No, ARPU means Average Revenue Per User (per month). It's how mobile / cell phone service providers count what they collect from you. Cable TV and other subscription service companies use the same type of calculation.
Can math help us understand our phone bills? Let's give it a shot.
ARPU = Total revenues from base plans, extra minutes, data charges, messenging charges, ring tones, etc. divided by AAU (Average Active Users = Users this month + Users last month divided by 2).
Companies also report Voice ARPU, Non-Voice ARPU, Data ARPU, etc.
Before we go on, there are a few considerations.
- On a family plan, a user is each SIM card or phone ID, not the person who pays the bill
- Average numbers are skewed to the low end, as you can't use less than 0 minutes a month, nor more than about 5000 minutes (many unlimited plans are limited to far fewer than the 44,000 minutes in a month)
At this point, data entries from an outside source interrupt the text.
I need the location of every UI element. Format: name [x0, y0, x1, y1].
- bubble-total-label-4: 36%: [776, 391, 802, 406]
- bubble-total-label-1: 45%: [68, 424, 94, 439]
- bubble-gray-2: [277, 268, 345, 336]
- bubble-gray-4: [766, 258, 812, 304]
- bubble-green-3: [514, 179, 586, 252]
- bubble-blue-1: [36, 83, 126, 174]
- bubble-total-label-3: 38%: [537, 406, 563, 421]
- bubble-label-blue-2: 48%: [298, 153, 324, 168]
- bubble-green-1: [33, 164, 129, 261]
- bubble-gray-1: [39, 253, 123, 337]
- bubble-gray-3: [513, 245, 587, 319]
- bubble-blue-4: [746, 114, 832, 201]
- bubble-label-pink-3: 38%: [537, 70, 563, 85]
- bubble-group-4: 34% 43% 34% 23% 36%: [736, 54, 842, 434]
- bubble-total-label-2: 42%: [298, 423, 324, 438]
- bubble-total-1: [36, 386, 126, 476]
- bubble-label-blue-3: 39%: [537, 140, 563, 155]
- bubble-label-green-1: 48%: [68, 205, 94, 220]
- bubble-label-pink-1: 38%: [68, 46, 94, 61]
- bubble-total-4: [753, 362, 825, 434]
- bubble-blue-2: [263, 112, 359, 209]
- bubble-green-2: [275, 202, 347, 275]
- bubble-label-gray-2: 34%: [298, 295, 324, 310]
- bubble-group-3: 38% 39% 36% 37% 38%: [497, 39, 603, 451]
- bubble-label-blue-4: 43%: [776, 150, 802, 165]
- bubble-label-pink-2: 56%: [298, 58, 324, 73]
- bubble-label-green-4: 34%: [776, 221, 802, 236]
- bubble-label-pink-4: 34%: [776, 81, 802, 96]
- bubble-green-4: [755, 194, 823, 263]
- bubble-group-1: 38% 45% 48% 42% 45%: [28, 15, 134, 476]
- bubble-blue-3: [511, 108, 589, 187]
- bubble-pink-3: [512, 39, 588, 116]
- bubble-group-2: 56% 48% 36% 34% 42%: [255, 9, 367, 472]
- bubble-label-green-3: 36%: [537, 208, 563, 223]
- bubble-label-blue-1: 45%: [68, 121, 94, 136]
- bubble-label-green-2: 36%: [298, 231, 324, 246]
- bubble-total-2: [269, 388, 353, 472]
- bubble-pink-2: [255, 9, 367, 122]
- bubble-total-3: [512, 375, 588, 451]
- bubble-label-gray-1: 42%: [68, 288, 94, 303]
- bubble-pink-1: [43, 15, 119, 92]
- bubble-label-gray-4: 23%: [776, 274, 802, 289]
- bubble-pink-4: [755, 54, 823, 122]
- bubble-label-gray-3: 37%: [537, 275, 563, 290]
- ARPU excludes one-time activation or cancellation charges
- What they keep differs from what you pay, as seen in the fine print: Our surcharges (Fed. Univ. Svc. of 10.2% of interstate & int'l telecom charges, 7¢ Regulatory & 70¢ Administrative charge per line per month) are not taxes; government taxes and our surcharges could add 4%–35% to your bill. Offers & coverage, varying by service, not available everywhere.
- The average US user pays $63 while US ARPU is about $35-40 (these can't both be true)
- Half of all users talk less than 200 minutes a month
- AT&T 2008 non-iPhone ARPU was $52; the iPhone ARPU was $90+
- Current European ARPU ranges from $22-50
- The highest ARPU in the world is in Turmenistan, at $83, and lowest is Bangladesh at $3.30
- Across the world, Voice ARPU is declining at about 2-5% per year
- Virgin Mobile's prepaid phone card 2009 ARPU is $19
- About 65% of the users in the world have pre-paid, no-contract phones
- A minute of 2-way voice generates the same revenue as a single, millisecond SMS message
- An iPhone user pays twice as much as a voice-only user, but consumes 50 times the bandwidth
- 2007 Data ARPU was about $9 in the US, $7 in Europe, and $4.25 in the rest of the world
If carriers reduce prices, improve features, and offer better incentives, they can reduce that expensive churn, but that also reduces ARPU. They're always looking for the right mix between making the most profit and making you so mad you switch!
PS - No, math can't help figure out your phone bill. It's intentionally impervious to investigation!